Ju can be seen here with her work “Vincent Van Gogh Made of Leek”. Her show entitled “The Vegetable Museum” is on exhibition at Paris-Beijing Photo Gallery II in Beijing until January of 2009.

Do you want peas with your Picasso?Celine Chen

Her works, the Vegetable museum series, are on show at the Paris Beijing Photo Gallery in the 798 art district from November 23, 2008 until January 24, 2009.

Mixing everyday vegetables such as tofu, cabbage, ginger, lotus roots, coriander and sweet potato, and adding a dash of digital manipulation, Ju presents a puzzling series of vegetable compositions representing world famous paintings like the Mona Lisa and The Last Supper by Leonard Da Vinci, The Dream by Pablo Picasso and Marilyn Monroe by Andy Warhol.

“In the summer of 2006, I bought a few kilograms of peas, and sat there quietly for two days peeling them, before stringing them on a wire and turning them into a skirt, a top, a headdress and a magic wand.

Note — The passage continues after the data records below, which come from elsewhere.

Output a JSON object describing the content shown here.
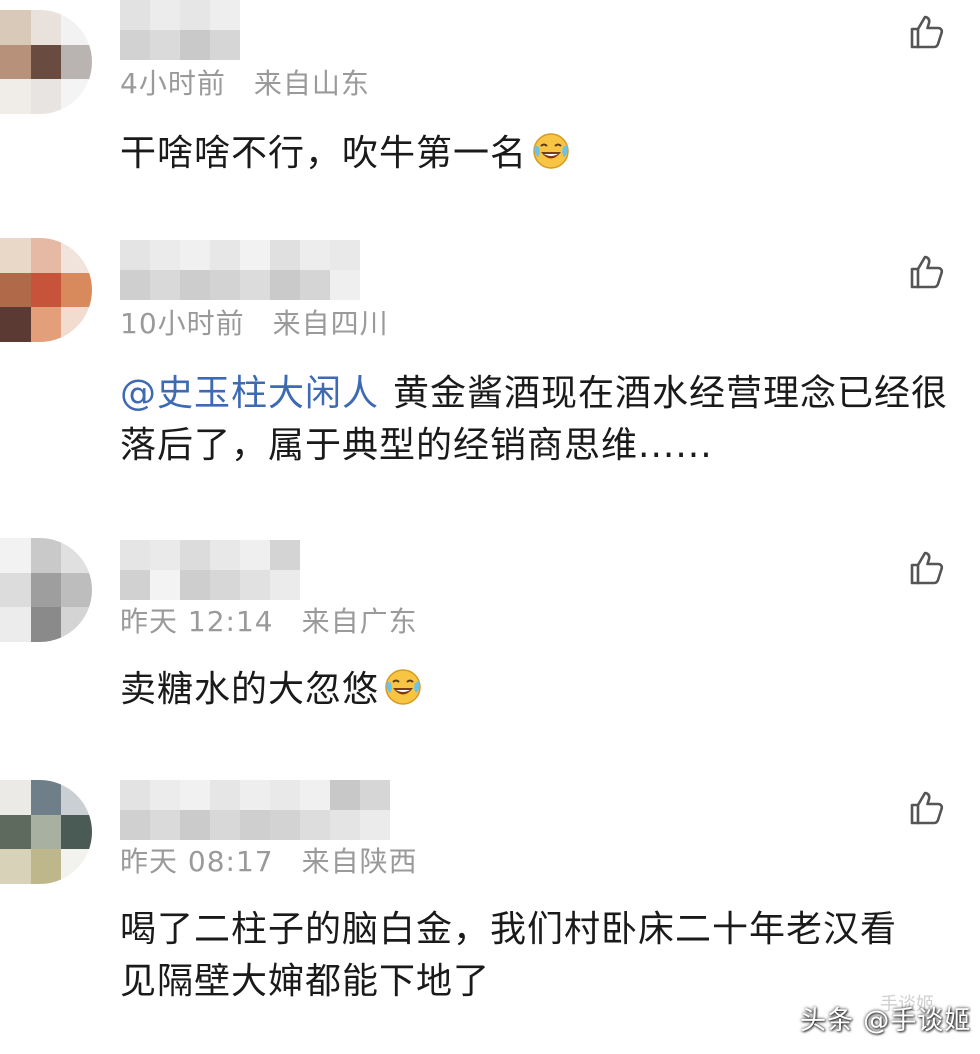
{
  "comments": [
    {
      "time": "4小时前",
      "location": "来自山东",
      "text": "干啥啥不行，吹牛第一名",
      "emoji": "laughing-crying-emoji",
      "avatar_colors": [
        "#d8c9b8",
        "#e9e2dc",
        "#f2f2f2",
        "#b8917a",
        "#6a4b3f",
        "#b9b4b2",
        "#f0ece8",
        "#e8e4e2",
        "#f4f4f4"
      ],
      "name_colors": [
        "#e2e2e2",
        "#d2d2d2",
        "#ececec",
        "#dadada",
        "#e6e6e6",
        "#c9c9c9",
        "#eeeeee",
        "#d6d6d6"
      ]
    },
    {
      "time": "10小时前",
      "location": "来自四川",
      "mention": "@史玉柱大闲人",
      "text": "黄金酱酒现在酒水经营理念已经很落后了，属于典型的经销商思维......",
      "avatar_colors": [
        "#e9d8c8",
        "#e6b9a4",
        "#f1e4dc",
        "#b06a4a",
        "#c8533b",
        "#d98a5c",
        "#5a3a33",
        "#e29f7a",
        "#f2dcd0"
      ],
      "name_colors": [
        "#e4e4e4",
        "#cfcfcf",
        "#ebebeb",
        "#d9d9d9",
        "#f0f0f0",
        "#cdcdcd",
        "#e7e7e7",
        "#d3d3d3",
        "#f2f2f2",
        "#dcdcdc",
        "#e0e0e0",
        "#cacaca",
        "#ededed",
        "#d5d5d5",
        "#e9e9e9",
        "#efefef"
      ]
    },
    {
      "time": "昨天 12:14",
      "location": "来自广东",
      "text": "卖糖水的大忽悠",
      "emoji": "laughing-crying-emoji",
      "avatar_colors": [
        "#f2f2f2",
        "#c9c9c9",
        "#e0e0e0",
        "#dcdcdc",
        "#9e9e9e",
        "#bdbdbd",
        "#ececec",
        "#8a8a8a",
        "#d4d4d4"
      ],
      "name_colors": [
        "#e5e5e5",
        "#d1d1d1",
        "#eaeaea",
        "#f3f3f3",
        "#dcdcdc",
        "#cecece",
        "#e8e8e8",
        "#d7d7d7",
        "#efefef",
        "#e1e1e1",
        "#d4d4d4",
        "#ebebeb"
      ]
    },
    {
      "time": "昨天 08:17",
      "location": "来自陕西",
      "text": "喝了二柱子的脑白金，我们村卧床二十年老汉看见隔壁大婶都能下地了",
      "avatar_colors": [
        "#eceae6",
        "#6f7f8a",
        "#c9cfd2",
        "#5f6a5e",
        "#a8b0a2",
        "#4a5a55",
        "#d8d2b8",
        "#bfb78c",
        "#f2f2ee"
      ],
      "name_colors": [
        "#e3e3e3",
        "#d0d0d0",
        "#ececec",
        "#dadada",
        "#f1f1f1",
        "#cbcbcb",
        "#e6e6e6",
        "#d8d8d8",
        "#eeeeee",
        "#cfcfcf",
        "#e9e9e9",
        "#d3d3d3",
        "#f0f0f0",
        "#dddddd",
        "#c8c8c8",
        "#e4e4e4",
        "#d6d6d6",
        "#ebebeb"
      ]
    }
  ],
  "watermark": {
    "text": "头条 @手谈姬",
    "faint_text": "手谈姬"
  },
  "colors": {
    "mention": "#3d6ab3",
    "meta": "#9a9a9a",
    "body_text": "#1a1a1a"
  },
  "icons": {
    "like": "thumbs-up-outline-icon",
    "emoji": "laughing-crying-emoji"
  }
}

I used a remote control to take a photo of myself in them, and named it Pea Beauty Pageant. That was my first work of vegetable art,” Ju Duoqi said, recalling her first vegetable composition.

She began to find vegetables, normally associated with household drudgery, more and more interesting. The different types, shapes and colors of the vegetables, with a bit of rearranging, can make for a rich source of imagery. Fresh, withered, rotting, dried, pickled, boiled, fried, they all come out different.

Then she realized that as a photographer, she no longer needed models – she arranged her legumes and took photos of them. “I have found a way of life for women who love the home,” Ju said, explaining the theme of her works. Anne Cooper Chen, an American visitor, commented, “These carry a great sense of humor.”